As soon as the Danish media announced that Danish law-enforcement authorities may release an official statement regarding the case early on December 11, poker players began discussing the issue at online poker forums. Sunino, a member of Two Plus Two Poker, tried to link the case with a thread that was started in August 2013 about someone trying to cheat Viktor Blom. Blom had leveled some serious allegations of cheating against Robert Flink of Sweden and Peter Jepsen of Denmark in his “The Making of Viktor Blom,” a collection of articles. Blom alleged that Jepsen gave Flink access to his Bet365 account so that he could play with Blom and cheat him of $800,000.

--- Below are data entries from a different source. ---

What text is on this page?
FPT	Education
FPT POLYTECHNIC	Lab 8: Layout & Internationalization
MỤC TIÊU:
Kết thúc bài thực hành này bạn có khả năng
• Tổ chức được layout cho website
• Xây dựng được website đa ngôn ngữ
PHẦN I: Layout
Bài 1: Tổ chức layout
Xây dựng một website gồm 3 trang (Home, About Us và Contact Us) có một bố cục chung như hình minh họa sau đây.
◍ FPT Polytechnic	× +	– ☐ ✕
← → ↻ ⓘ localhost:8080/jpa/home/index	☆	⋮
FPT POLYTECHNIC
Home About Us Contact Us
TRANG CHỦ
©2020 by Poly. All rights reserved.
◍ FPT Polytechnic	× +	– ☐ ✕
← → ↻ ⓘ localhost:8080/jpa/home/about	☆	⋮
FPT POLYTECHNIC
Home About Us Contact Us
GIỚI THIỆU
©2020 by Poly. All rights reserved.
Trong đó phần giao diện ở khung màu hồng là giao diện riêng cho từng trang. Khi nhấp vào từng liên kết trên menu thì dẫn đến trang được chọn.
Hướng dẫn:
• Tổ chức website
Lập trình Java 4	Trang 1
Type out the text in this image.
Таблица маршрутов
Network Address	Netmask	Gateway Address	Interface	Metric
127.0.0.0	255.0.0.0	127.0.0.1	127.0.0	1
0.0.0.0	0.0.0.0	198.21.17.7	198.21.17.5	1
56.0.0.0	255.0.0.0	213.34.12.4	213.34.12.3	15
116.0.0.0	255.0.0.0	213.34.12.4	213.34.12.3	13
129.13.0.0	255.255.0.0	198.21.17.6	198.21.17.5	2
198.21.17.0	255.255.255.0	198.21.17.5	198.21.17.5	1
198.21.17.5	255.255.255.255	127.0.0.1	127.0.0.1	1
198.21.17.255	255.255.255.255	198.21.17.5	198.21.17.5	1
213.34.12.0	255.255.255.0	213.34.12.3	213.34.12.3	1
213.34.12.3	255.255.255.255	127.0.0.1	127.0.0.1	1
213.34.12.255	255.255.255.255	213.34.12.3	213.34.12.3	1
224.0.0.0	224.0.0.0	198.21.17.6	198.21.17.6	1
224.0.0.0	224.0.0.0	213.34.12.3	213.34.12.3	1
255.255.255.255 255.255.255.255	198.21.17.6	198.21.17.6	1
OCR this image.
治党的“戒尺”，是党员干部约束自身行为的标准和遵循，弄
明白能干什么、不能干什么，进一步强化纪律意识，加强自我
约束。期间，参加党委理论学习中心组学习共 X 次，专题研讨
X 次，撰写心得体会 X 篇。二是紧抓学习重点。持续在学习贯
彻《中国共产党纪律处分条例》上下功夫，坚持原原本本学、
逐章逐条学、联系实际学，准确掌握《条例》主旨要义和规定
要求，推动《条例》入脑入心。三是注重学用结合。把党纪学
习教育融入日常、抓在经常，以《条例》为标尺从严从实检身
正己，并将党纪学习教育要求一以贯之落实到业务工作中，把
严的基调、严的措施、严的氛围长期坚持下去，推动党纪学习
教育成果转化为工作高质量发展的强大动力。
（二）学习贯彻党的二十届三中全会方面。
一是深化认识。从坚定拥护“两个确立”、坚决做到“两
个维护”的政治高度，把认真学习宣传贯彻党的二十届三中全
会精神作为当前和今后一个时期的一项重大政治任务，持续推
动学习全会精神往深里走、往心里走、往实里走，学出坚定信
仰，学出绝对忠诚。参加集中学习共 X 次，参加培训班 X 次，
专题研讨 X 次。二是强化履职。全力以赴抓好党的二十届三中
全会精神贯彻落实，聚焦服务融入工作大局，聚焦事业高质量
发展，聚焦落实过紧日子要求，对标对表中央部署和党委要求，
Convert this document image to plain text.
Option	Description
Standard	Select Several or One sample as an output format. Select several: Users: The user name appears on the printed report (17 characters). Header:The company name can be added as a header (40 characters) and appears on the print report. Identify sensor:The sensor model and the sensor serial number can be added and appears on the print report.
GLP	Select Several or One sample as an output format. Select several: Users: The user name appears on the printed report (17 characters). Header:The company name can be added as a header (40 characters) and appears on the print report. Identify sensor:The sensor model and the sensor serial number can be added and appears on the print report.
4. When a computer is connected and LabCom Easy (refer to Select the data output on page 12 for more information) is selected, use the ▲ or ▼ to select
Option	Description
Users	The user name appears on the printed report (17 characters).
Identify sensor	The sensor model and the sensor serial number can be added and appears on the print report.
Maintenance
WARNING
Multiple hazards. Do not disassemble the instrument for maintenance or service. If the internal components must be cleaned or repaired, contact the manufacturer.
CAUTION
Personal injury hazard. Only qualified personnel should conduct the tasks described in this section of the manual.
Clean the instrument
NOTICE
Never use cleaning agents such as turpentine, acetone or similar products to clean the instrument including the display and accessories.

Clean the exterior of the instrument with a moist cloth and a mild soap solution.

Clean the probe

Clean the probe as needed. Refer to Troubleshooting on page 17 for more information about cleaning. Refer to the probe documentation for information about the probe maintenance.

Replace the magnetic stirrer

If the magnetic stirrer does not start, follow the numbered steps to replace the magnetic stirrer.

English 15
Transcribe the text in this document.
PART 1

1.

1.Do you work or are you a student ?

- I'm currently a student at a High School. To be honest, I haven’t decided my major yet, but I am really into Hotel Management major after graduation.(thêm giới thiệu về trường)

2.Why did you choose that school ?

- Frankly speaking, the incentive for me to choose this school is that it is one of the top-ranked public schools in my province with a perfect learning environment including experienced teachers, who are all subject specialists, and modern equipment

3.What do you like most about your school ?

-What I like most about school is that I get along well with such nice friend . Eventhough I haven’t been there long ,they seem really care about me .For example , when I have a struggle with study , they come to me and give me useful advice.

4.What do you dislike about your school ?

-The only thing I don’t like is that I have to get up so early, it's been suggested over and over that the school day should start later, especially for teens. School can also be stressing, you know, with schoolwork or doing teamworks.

Explaining the issue, Jepsen had said: “I was contacted by Bet365. They came to me and claimed that they had evidence that I had let someone else use my account against Blom. I admitted it, and explained to them that my Swedish friend had lost his own bankroll and was desperate to continue playing. I don’t think what happened next has ever happened before or since.” Bet365 decided to settle the issue by asking Jepsen to play Blom $800,000.

In 2009, Matthew Pitt, the editor of PokerNews UK, said that the Danish poker pro had been involved in other cases of cheating too. Jepsen had explained that a friend suggested that he visit a poker site, which prompted him to install the latest version of Flash. Jepsen requested a friend who worked in the police IT department to investigate the site. The officer analyzed the poker site thoroughly and discovered that the site had a Trojan that could help it record the victims’ personal information, including their user names and passwords.